5. Book recomendation that addresses this very matter..."Algorithms in C"

Amazon.com: Algorithms in C, Parts 1-4: Fundamentals, Data Structures, Sorting, Searching (3rd Edition) (Pts. 1-4): Robert Sedgewick: Books

Your code is a bit overwhelming to accomplish this task.

6. That's a well-known sorting program called quicksort and in your case, once the array is sorted, you also need to print out the kth smallest element.

7. Originally Posted by itCbitC
That's a well-known sorting program called quicksort and in your case, once the array is sorted, you also need to print out the kth smallest element.
Judging by the title & the post, probably not. There's an algorithm to select the K'th element of an unsorted array - it runs in O(n) time. Faster than a quicksort, but doesn't sort your array. (If you used it for sorting, you'd get O(n^2), so quicksort wins there.)

8. I was going by the description of the algorithm that the o/p provided, which closely mirrored quicksort.
IMO too the o/p should use the algorithm that finds the kth smallest element w/o sorting to reduce runtime.

Edit:: @Cactus_Hugger: can you post a link or some info on that algorithm.

9. Originally Posted by itCbitC
I was going by the description of the algorithm that the o/p provided, which closely mirrored quicksort.
IMO too the o/p should use the algorithm that finds the kth smallest element w/o sorting to reduce runtime.
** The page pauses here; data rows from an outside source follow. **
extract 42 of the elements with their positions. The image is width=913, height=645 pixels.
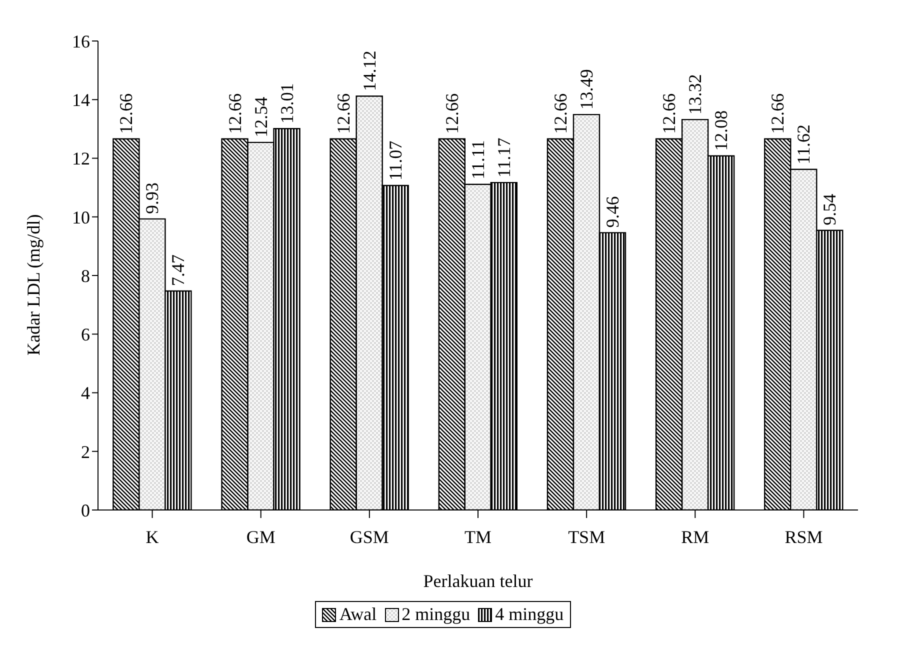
legend-label: 2 minggu	[402, 604, 470, 625]
y-tick-label: 8	[81, 266, 90, 286]
data-label: 12.66	[116, 93, 136, 134]
legend-label: 4 minggu	[495, 604, 564, 625]
x-axis-title: Perlakuan telur	[423, 571, 533, 591]
data-label: 9.54	[820, 194, 840, 226]
x-tick-label: RSM	[784, 526, 823, 547]
data-label: 12.66	[224, 93, 245, 134]
y-tick-label: 6	[81, 324, 90, 345]
data-label: 14.12	[359, 50, 380, 92]
y-tick-label: 12	[72, 148, 90, 169]
data-label: 13.01	[276, 83, 297, 124]
y-tick-label: 4	[81, 383, 90, 404]
data-label: 12.66	[659, 93, 680, 134]
y-tick-label: 2	[81, 442, 90, 462]
data-label: 11.62	[794, 124, 814, 164]
data-label: 13.49	[576, 69, 596, 110]
y-tick-label: 14	[72, 90, 90, 110]
data-label: 12.66	[333, 93, 354, 134]
data-label: 12.54	[250, 96, 271, 138]
y-tick-label: 10	[72, 207, 90, 228]
x-tick-label: K	[146, 526, 159, 547]
data-label: 11.17	[494, 138, 514, 178]
data-label: 11.07	[385, 140, 406, 181]
data-label: 9.46	[602, 196, 622, 228]
data-label: 12.66	[768, 93, 788, 134]
x-tick-label: GSM	[350, 526, 389, 547]
y-axis-title: Kadar LDL (mg/dl)	[23, 214, 44, 356]
x-tick-label: RM	[681, 526, 710, 547]
legend-label: Awal	[339, 604, 377, 625]
y-tick-label: 0	[81, 500, 90, 520]
x-tick-label: TSM	[568, 526, 606, 547]
x-tick-label: GM	[246, 526, 276, 547]
data-label: 12.66	[550, 93, 570, 134]
data-label: 12.08	[711, 110, 732, 151]
data-label: 7.47	[168, 254, 188, 286]
data-label: 9.93	[142, 182, 162, 214]
x-tick-label: TM	[464, 526, 492, 547]
data-label: 12.66	[442, 93, 462, 134]
data-label: 11.11	[468, 140, 488, 180]
data-label: 13.32	[685, 74, 706, 115]
y-tick-label: 16	[72, 31, 90, 52]
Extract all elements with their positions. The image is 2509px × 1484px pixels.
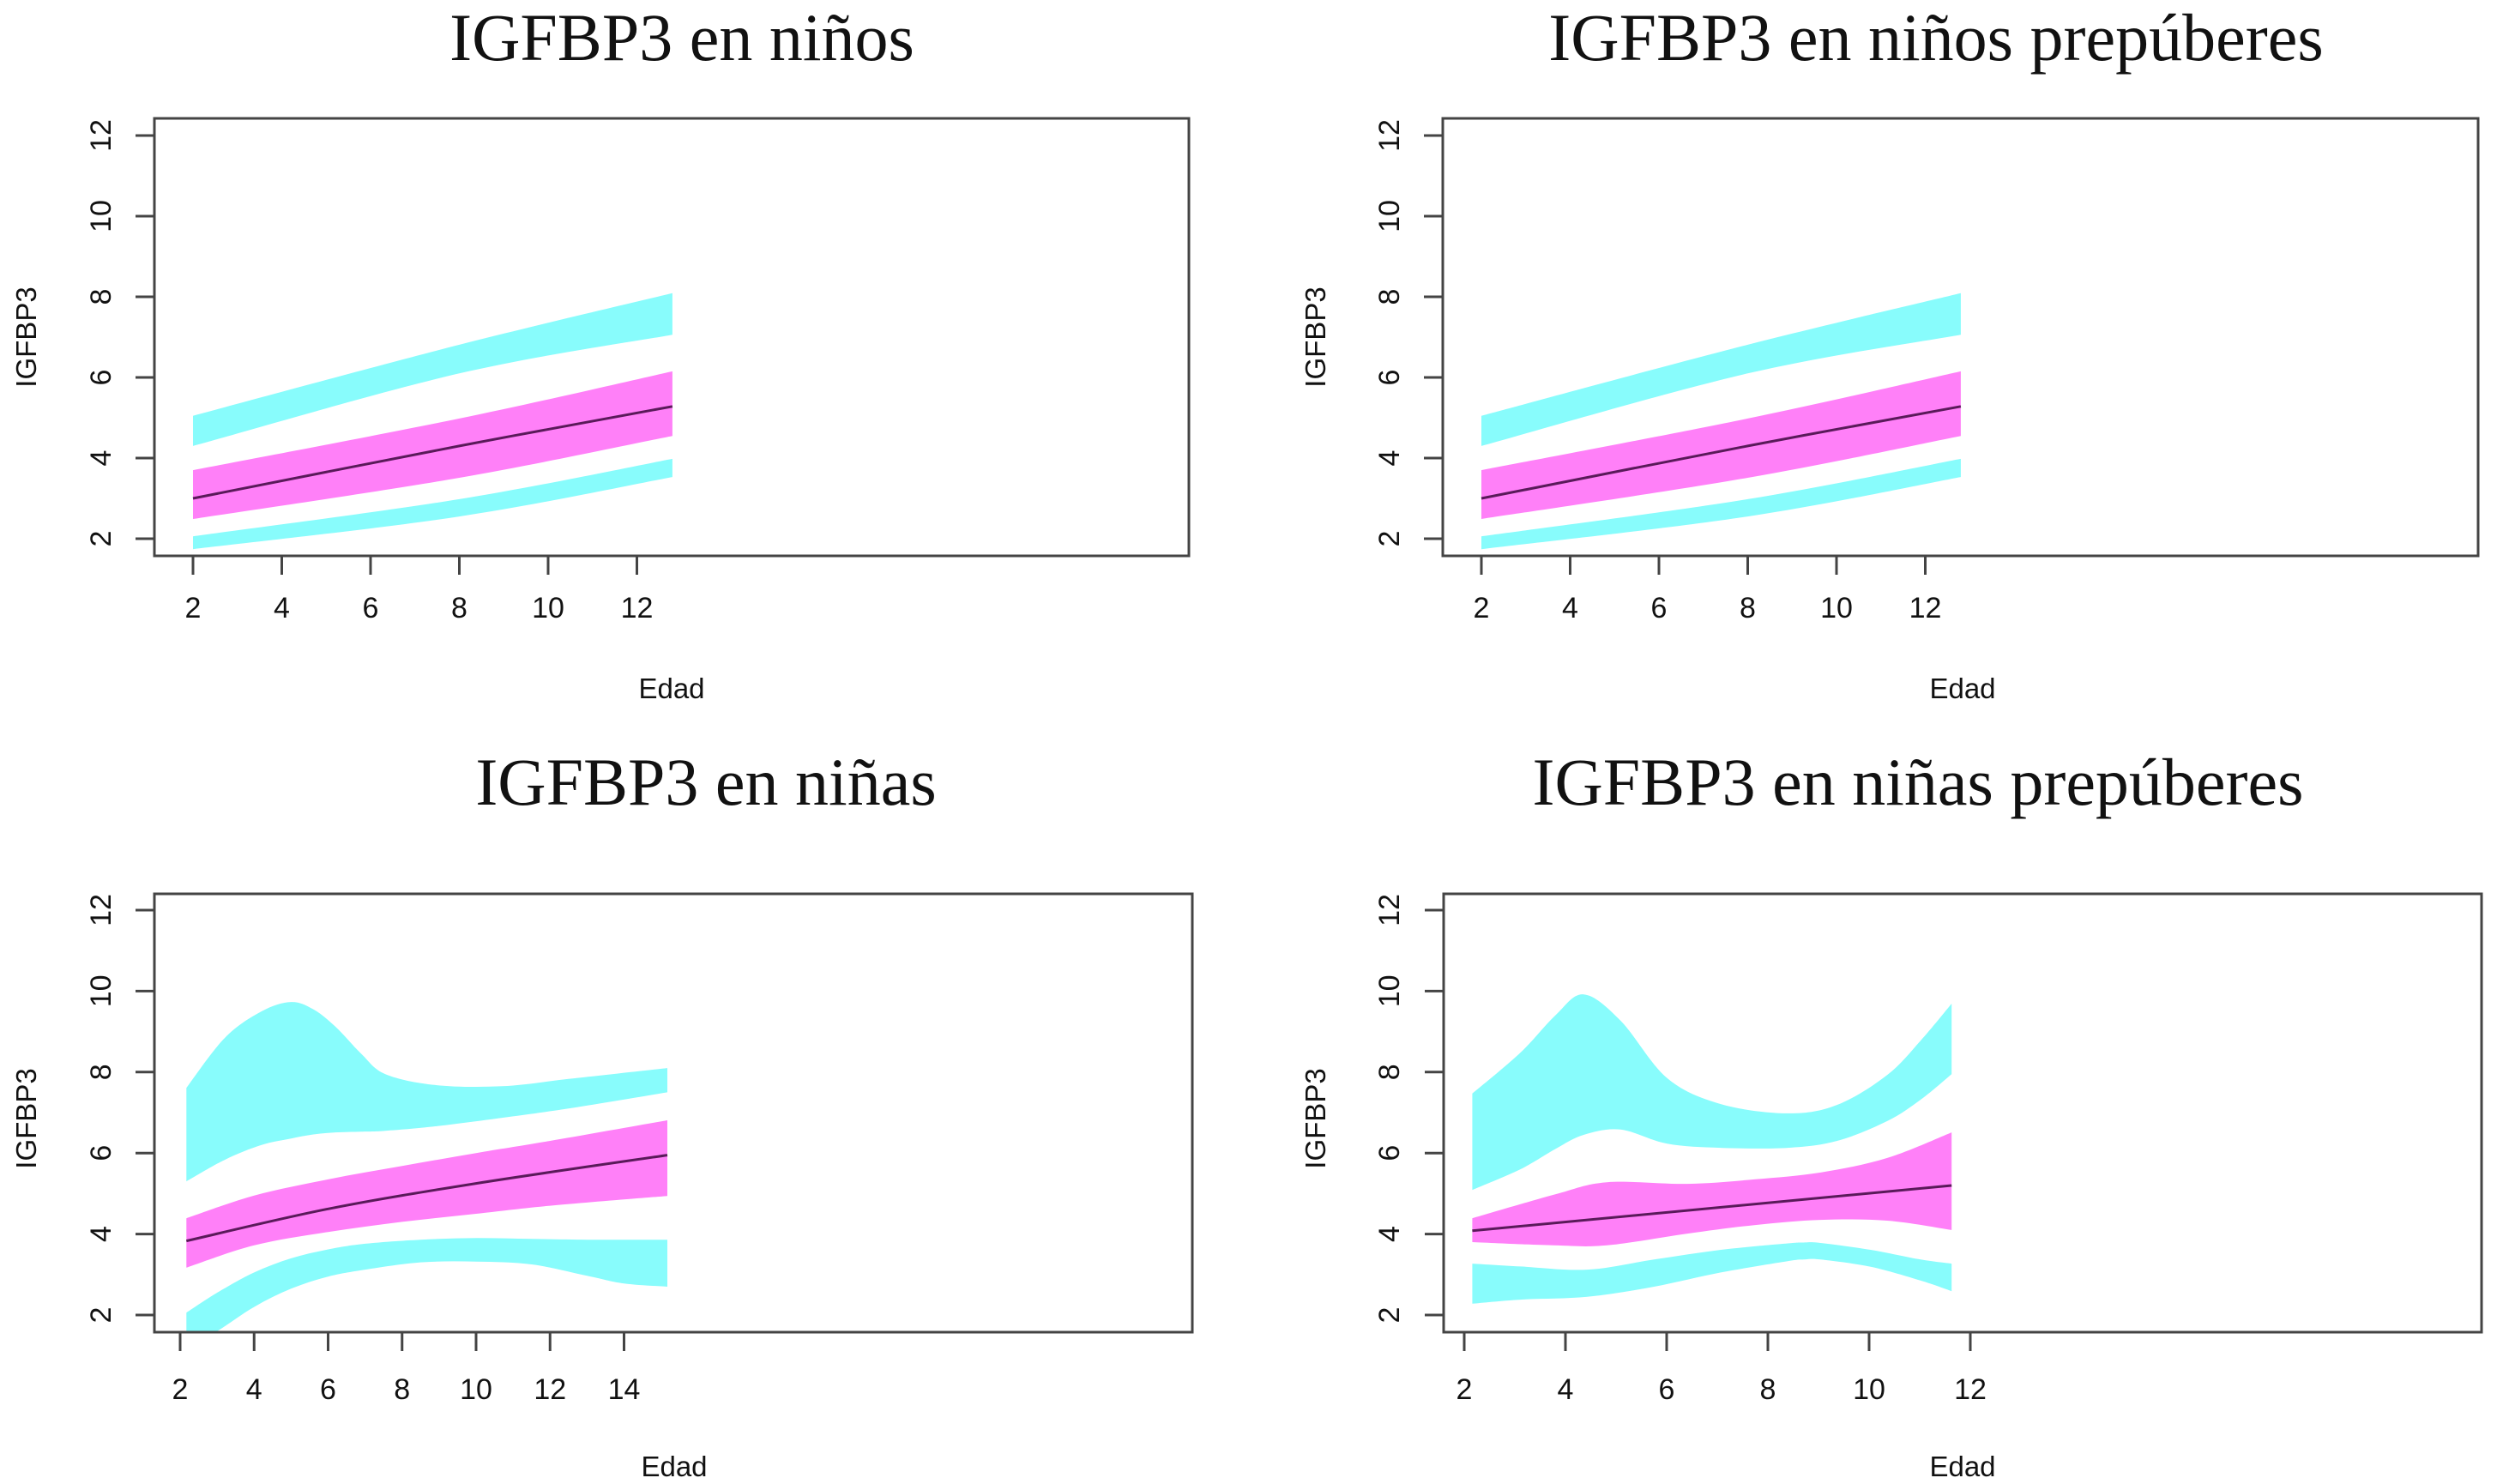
outer-lower-band-area	[1481, 458, 1961, 550]
plot-area: 2 4 6 8 10 12 2 4 6 8 10 12	[1373, 892, 2483, 1406]
mean-line	[192, 405, 673, 500]
plot-area: 2 4 6 8 10 12 2 4 6 8 10 12 14	[85, 892, 1194, 1406]
outer-upper-band-area	[1472, 994, 1952, 1191]
x-tick-label: 12	[534, 1373, 566, 1406]
y-tick-label: 10	[85, 200, 118, 232]
y-tick-label: 4	[85, 1226, 118, 1242]
mean-line	[1472, 1184, 1952, 1233]
chart-title: IGFBP3 en niños	[449, 0, 914, 75]
y-tick-label: 10	[1373, 200, 1406, 232]
outer-upper-band-area	[1481, 293, 1961, 446]
panel-ninos: IGFBP3 en niños 2 4 6 8 10 12 2 4 6 8 10 12 Edad IG…	[10, 0, 1191, 704]
plot-frame	[153, 117, 1191, 558]
x-tick-label: 4	[274, 592, 290, 624]
y-tick-label: 6	[1373, 370, 1406, 386]
y-tick-label: 6	[85, 370, 118, 386]
x-tick-label: 2	[185, 592, 202, 624]
x-tick-label: 12	[1954, 1373, 1987, 1406]
y-tick-label: 8	[85, 289, 118, 305]
inner-band-area	[186, 1120, 668, 1268]
x-tick-label: 2	[1457, 1373, 1473, 1406]
plot-frame	[1442, 892, 2483, 1334]
x-tick-label: 8	[451, 592, 467, 624]
bands	[185, 1002, 668, 1332]
inner-band-area	[1481, 371, 1961, 519]
outer-lower-band-area	[186, 1238, 667, 1332]
x-tick-label: 6	[1659, 1373, 1675, 1406]
y-axis-label: IGFBP3	[1300, 287, 1331, 387]
outer-lower-band-area	[193, 458, 672, 550]
x-tick-label: 2	[172, 1373, 189, 1406]
x-tick-label: 4	[1562, 592, 1578, 624]
x-tick-label: 10	[532, 592, 564, 624]
x-tick-label: 4	[1558, 1373, 1574, 1406]
x-axis-label: Edad	[1929, 1451, 1995, 1482]
plot-frame	[153, 892, 1194, 1334]
y-tick-label: 6	[85, 1145, 118, 1161]
y-tick-label: 10	[85, 974, 118, 1007]
x-tick-label: 6	[1651, 592, 1668, 624]
y-tick-label: 2	[1373, 531, 1406, 547]
y-tick-label: 8	[85, 1064, 118, 1080]
bands	[1481, 293, 1962, 550]
mean-line	[185, 1154, 668, 1243]
chart-title: IGFBP3 en niñas prepúberes	[1532, 745, 2303, 819]
x-tick-label: 2	[1474, 592, 1490, 624]
outer-lower-band-area	[1472, 1242, 1952, 1304]
mean-line	[1481, 405, 1962, 500]
x-tick-label: 10	[1820, 592, 1853, 624]
y-tick-label: 4	[1373, 450, 1406, 467]
outer-upper-band-area	[193, 293, 672, 446]
y-tick-label: 4	[1373, 1226, 1406, 1242]
y-tick-label: 6	[1373, 1145, 1406, 1161]
x-tick-label: 10	[460, 1373, 492, 1406]
y-tick-label: 8	[1373, 289, 1406, 305]
y-axis-label: IGFBP3	[1300, 1068, 1331, 1168]
x-tick-label: 6	[363, 592, 379, 624]
chart-title: IGFBP3 en niños prepúberes	[1548, 0, 2323, 75]
y-tick-label: 4	[85, 450, 118, 467]
x-tick-label: 14	[608, 1373, 641, 1406]
x-tick-label: 8	[1760, 1373, 1776, 1406]
outer-upper-band-area	[186, 1002, 668, 1182]
y-axis-label: IGFBP3	[10, 287, 42, 387]
panel-ninos-prepuberes: IGFBP3 en niños prepúberes 2 4 6 8 10 12 2 4 6 8 1…	[1300, 0, 2480, 704]
y-tick-label: 10	[1373, 974, 1406, 1007]
y-tick-label: 12	[1373, 119, 1406, 152]
y-axis-label: IGFBP3	[10, 1068, 42, 1168]
x-tick-label: 12	[621, 592, 654, 624]
inner-band-area	[1472, 1132, 1952, 1246]
y-tick-label: 12	[85, 894, 118, 926]
chart-title: IGFBP3 en niñas	[475, 745, 936, 819]
panel-ninas-prepuberes: IGFBP3 en niñas prepúberes 2 4 6 8 10 12 2 4 6 8 1…	[1300, 745, 2483, 1482]
x-tick-label: 6	[320, 1373, 336, 1406]
y-tick-label: 12	[85, 119, 118, 152]
inner-band-area	[193, 371, 672, 519]
bands	[1472, 994, 1952, 1304]
y-tick-label: 2	[85, 1307, 118, 1324]
y-tick-label: 12	[1373, 894, 1406, 926]
x-axis-label: Edad	[641, 1451, 707, 1482]
y-tick-label: 8	[1373, 1064, 1406, 1080]
x-tick-label: 8	[1740, 592, 1756, 624]
x-tick-label: 8	[394, 1373, 410, 1406]
y-tick-label: 2	[1373, 1307, 1406, 1324]
x-tick-label: 12	[1909, 592, 1942, 624]
x-axis-label: Edad	[1929, 673, 1995, 704]
plot-area: 2 4 6 8 10 12 2 4 6 8 10 12	[85, 117, 1191, 624]
x-tick-label: 10	[1853, 1373, 1885, 1406]
x-axis-label: Edad	[638, 673, 704, 704]
bands	[192, 293, 673, 550]
plot-area: 2 4 6 8 10 12 2 4 6 8 10 12	[1373, 117, 2480, 624]
plot-frame	[1441, 117, 2480, 558]
x-tick-label: 4	[246, 1373, 262, 1406]
y-tick-label: 2	[85, 531, 118, 547]
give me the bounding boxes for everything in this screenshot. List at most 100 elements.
Edit:: @Cactus_Hugger: can you post a link or some info on that algorithm.
He is, that's what the select function he wrote does.

I don't think Cactus_Hugger is correct about the running time of the algorithm though, if we're talking about "Hoare's selection algorithm". It is worse than O(n) worst case, like quicksort, when the partitions are often very unequal. That still means log n recursions on average and n-1 at worst. Introselect is better.